On connaît les JT suivants, on a encore le feuilleton “Caterpillar” en tête. Les salariés se mettent en grève, bloquent les accès à l’usine, saisissent le stock comme monnaie d’échange. Les politiques entrent dans le jeu. Au plus haut niveau, on s’indigne et on s’incline devant la toute puissante loi du marché. Les politiciens du terrain offrent leur médiation, mais le pouvoir est aux Etats-Unis ou en Allemagne. Les syndicats multiplient les actions pour montrer leur détermination, maintenir la pression, occuper le terrain médiatique.


On regarde avec compassion cette série JT, ce feuilleton à répétition qui dure depuis des décennies. Les activités industrielles changent, les villes changent, les figures de proue changent mais le canevas est immuable. Manifestations houleuses, négociations bloquées, occupations interminables, interventions policières, dérapages violents. C’est la loi du marché.

Stéphane Brizé reconstitue ces images et y précipite Vincent Lindon pour les fédérer, les structurer, y emmener le spectateur, le plonger au cœur de l’affrontement entre deux logiques : celle de l’emploi et celle de l’actionnaire. Ce rapport de force génère la violence, celle de la loi du marché.

Cette formule qui doit transformer des images usées et un scénario répétitif en un récit passionnant et pertinent, apparaît bien improbable. Pourtant elle fonctionne, elle est même très efficace. Comme dans “la Loi du marché”, Vincent Lindon est l’acteur immergé dans le réel, parmi les ouvriers, syndicalistes, DRH, patrons, politiciens dans leur propre rôle. Le non-professionnel, c’est lui en quelque sorte. Mais c’est aussi un acteur d’exception capable de s’approcher du niveau de réalisme sidérant de tous les acteurs du film (ici, acteur n’est plus synonyme de comédien).

Lindon plonge le spectateur dans le champ de bataille social tout en le maintenant simultanément à distance.

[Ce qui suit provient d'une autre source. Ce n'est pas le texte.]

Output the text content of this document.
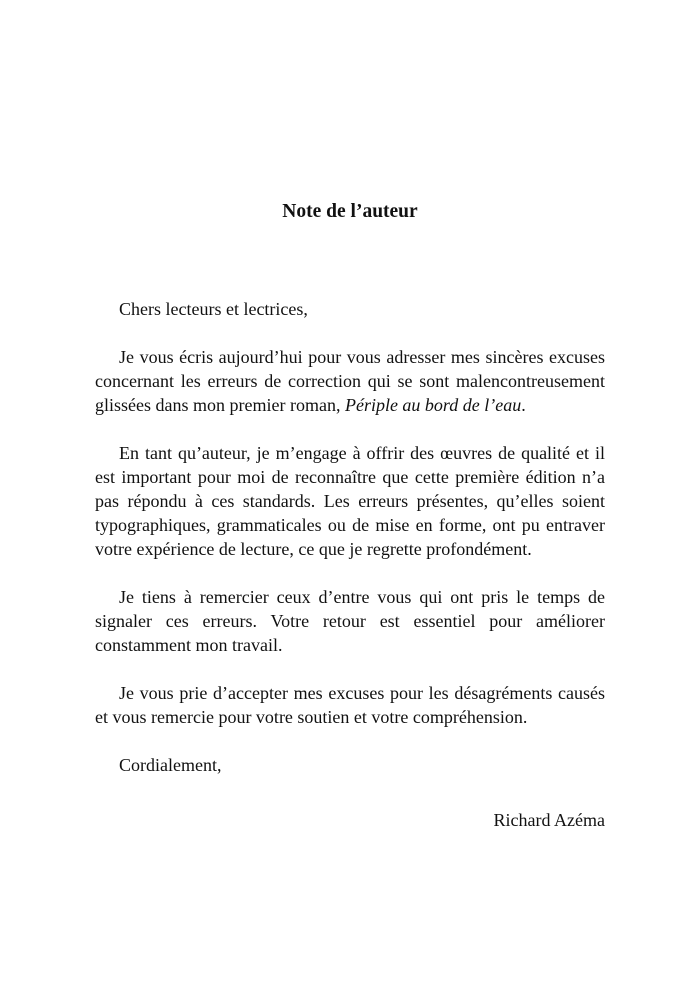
Note de l’auteur

Chers lecteurs et lectrices,

Je vous écris aujourd’hui pour vous adresser mes sincères excuses concernant les erreurs de correction qui se sont malencontreusement glissées dans mon premier roman, Périple au bord de l’eau.

En tant qu’auteur, je m’engage à offrir des œuvres de qualité et il est important pour moi de reconnaître que cette première édition n’a pas répondu à ces standards. Les erreurs présentes, qu’elles soient typographiques, grammaticales ou de mise en forme, ont pu entraver votre expérience de lecture, ce que je regrette profondément.

Je tiens à remercier ceux d’entre vous qui ont pris le temps de signaler ces erreurs. Votre retour est essentiel pour améliorer constamment mon travail.

Je vous prie d’accepter mes excuses pour les désagréments causés et vous remercie pour votre soutien et votre compréhension.

Cordialement,

Richard Azéma
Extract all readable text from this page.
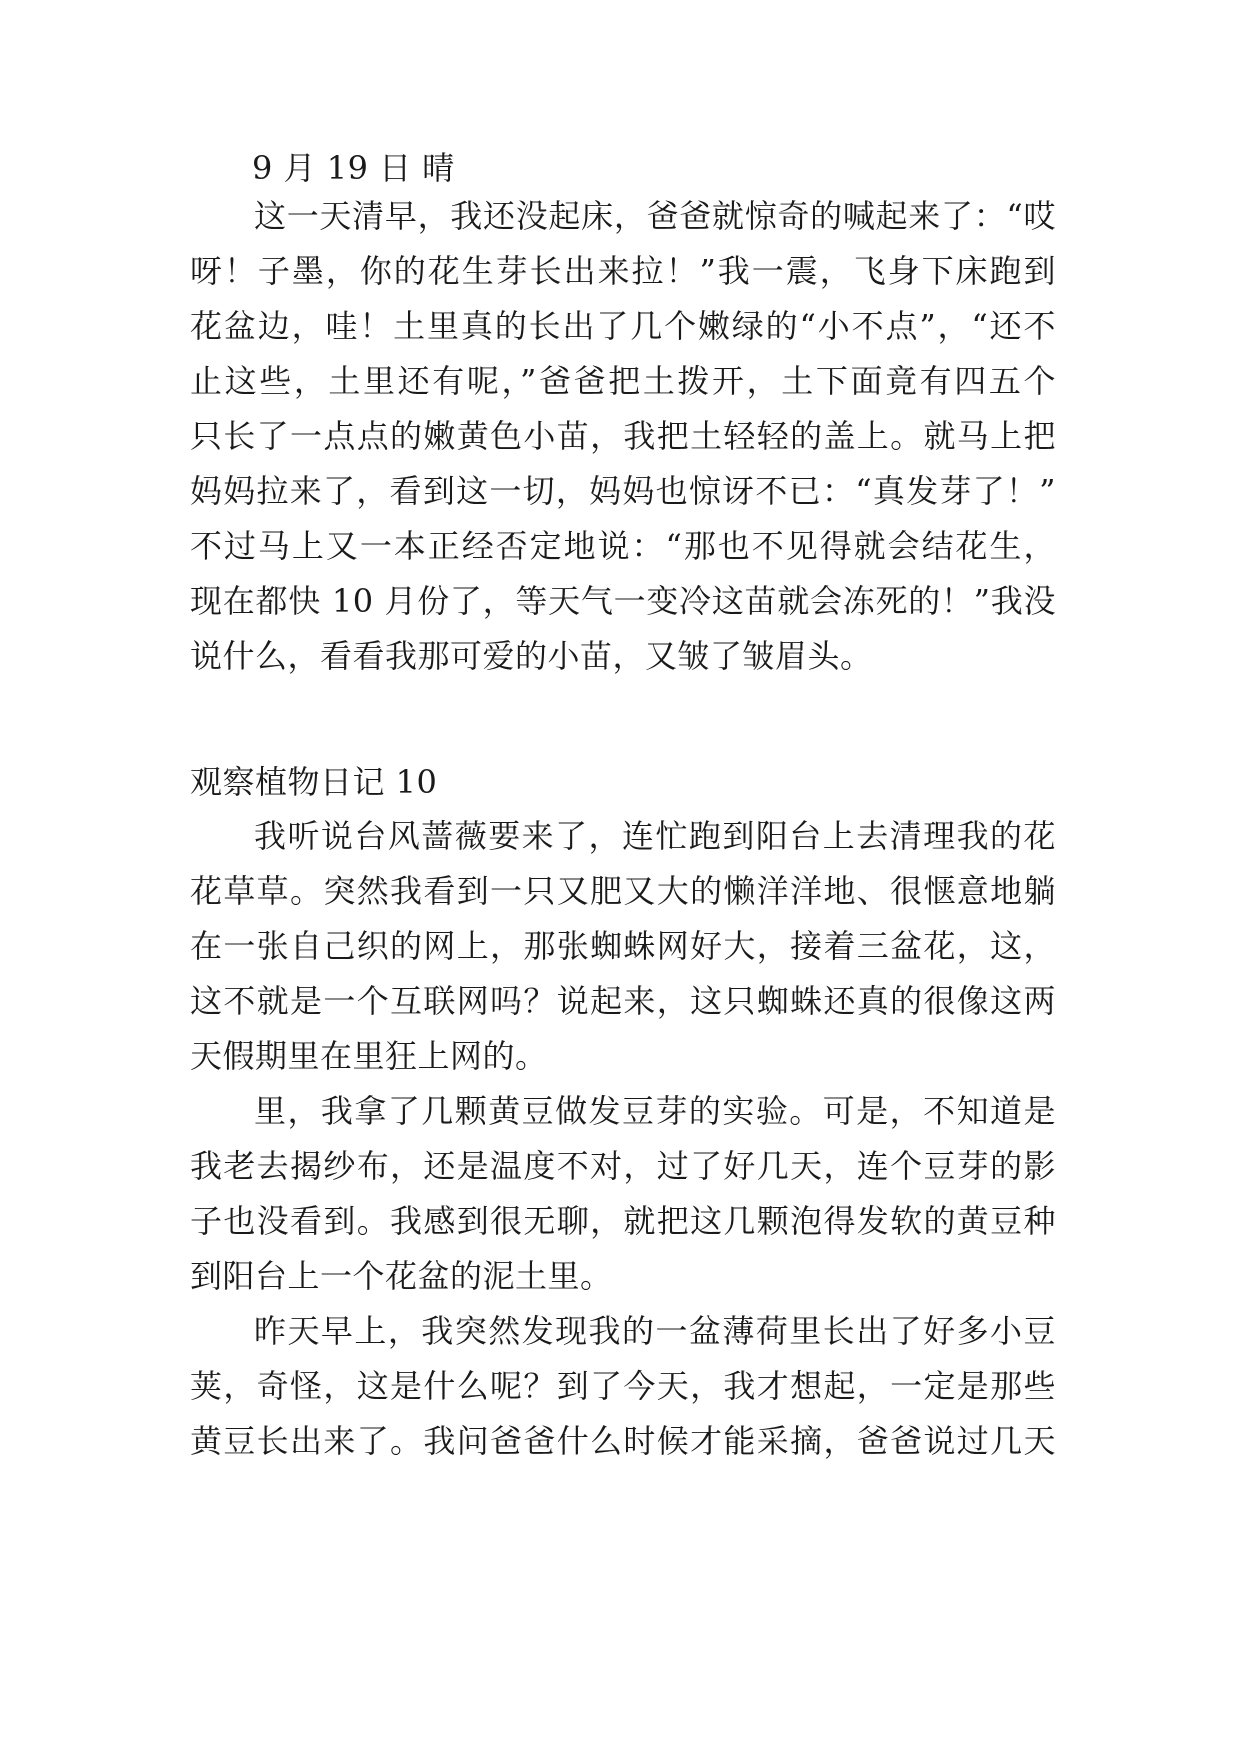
9 月 19 日 晴
这一天清早，我还没起床，爸爸就惊奇的喊起来了：“哎
呀！子墨，你的花生芽长出来拉！”我一震，飞身下床跑到
花盆边，哇！土里真的长出了几个嫩绿的“小不点”，“还不
止这些，土里还有呢，”爸爸把土拨开，土下面竟有四五个
只长了一点点的嫩黄色小苗，我把土轻轻的盖上。就马上把
妈妈拉来了，看到这一切，妈妈也惊讶不已：“真发芽了！”
不过马上又一本正经否定地说：“那也不见得就会结花生，
现在都快 10 月份了，等天气一变冷这苗就会冻死的！”我没
说什么，看看我那可爱的小苗，又皱了皱眉头。
观察植物日记 10
我听说台风蔷薇要来了，连忙跑到阳台上去清理我的花
花草草。突然我看到一只又肥又大的懒洋洋地、很惬意地躺
在一张自己织的网上，那张蜘蛛网好大，接着三盆花，这，
这不就是一个互联网吗？说起来，这只蜘蛛还真的很像这两
天假期里在里狂上网的。
里，我拿了几颗黄豆做发豆芽的实验。可是，不知道是
我老去揭纱布，还是温度不对，过了好几天，连个豆芽的影
子也没看到。我感到很无聊，就把这几颗泡得发软的黄豆种
到阳台上一个花盆的泥土里。
昨天早上，我突然发现我的一盆薄荷里长出了好多小豆
荚，奇怪，这是什么呢？到了今天，我才想起，一定是那些
黄豆长出来了。我问爸爸什么时候才能采摘，爸爸说过几天
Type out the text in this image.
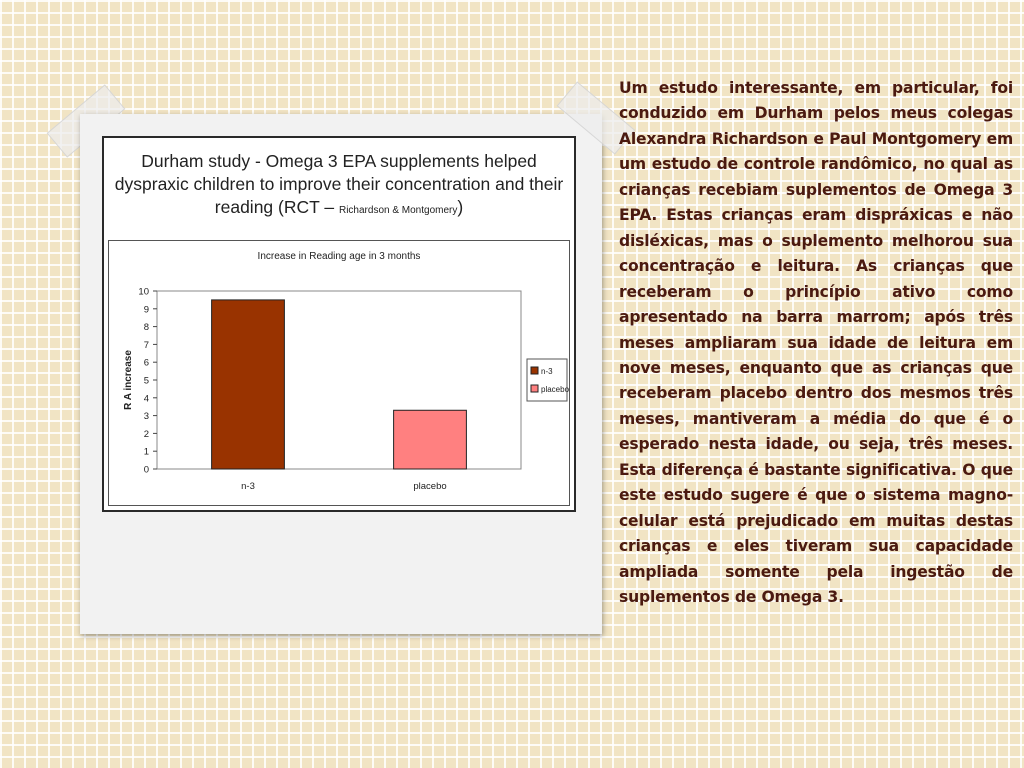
Durham study - Omega 3 EPA supplements helped dyspraxic children to improve their concentration and their reading (RCT – Richardson & Montgomery)
Increase in Reading age in 3 months
0
1
2
3
4
5
6
7
8
9
10
R A increase
n-3	placebo
n-3
placebo

Um estudo interessante, em particular, foi conduzido em Durham pelos meus colegas Alexandra Richardson e Paul Montgomery em um estudo de controle randômico, no qual as crianças recebiam suplementos de Omega 3 EPA. Estas crianças eram dispráxicas e não disléxicas, mas o suplemento melhorou sua concentração e leitura. As crianças que receberam o princípio ativo como apresentado na barra marrom; após três meses ampliaram sua idade de leitura em nove meses, enquanto que as crianças que receberam placebo dentro dos mesmos três meses, mantiveram a média do que é o esperado nesta idade, ou seja, três meses. Esta diferença é bastante significativa. O que este estudo sugere é que o sistema magno-celular está prejudicado em muitas destas crianças e eles tiveram sua capacidade ampliada somente pela ingestão de suplementos de Omega 3.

Il est les yeux du spectateur alors que Brizé opère comme un documentariste qui aurait suivi le conflit d’un bout à l’autre, qui aurait été présent aux moments de crises, qui aurait offert sur le conflit un point de vue à 360 degrés permettant d’apercevvoir le plus féroce et implacable des prédateurs : la loi du marché.

Réalisation : Stéphane Brizé. Scénario : Stéphane Brizé, Olivier Gorce. Musique : Bertrand Blessing. Production : Christophe Rossignon. Avec Vincent Lindon, Mélanie Rover, Jacques Borderie… 1h53.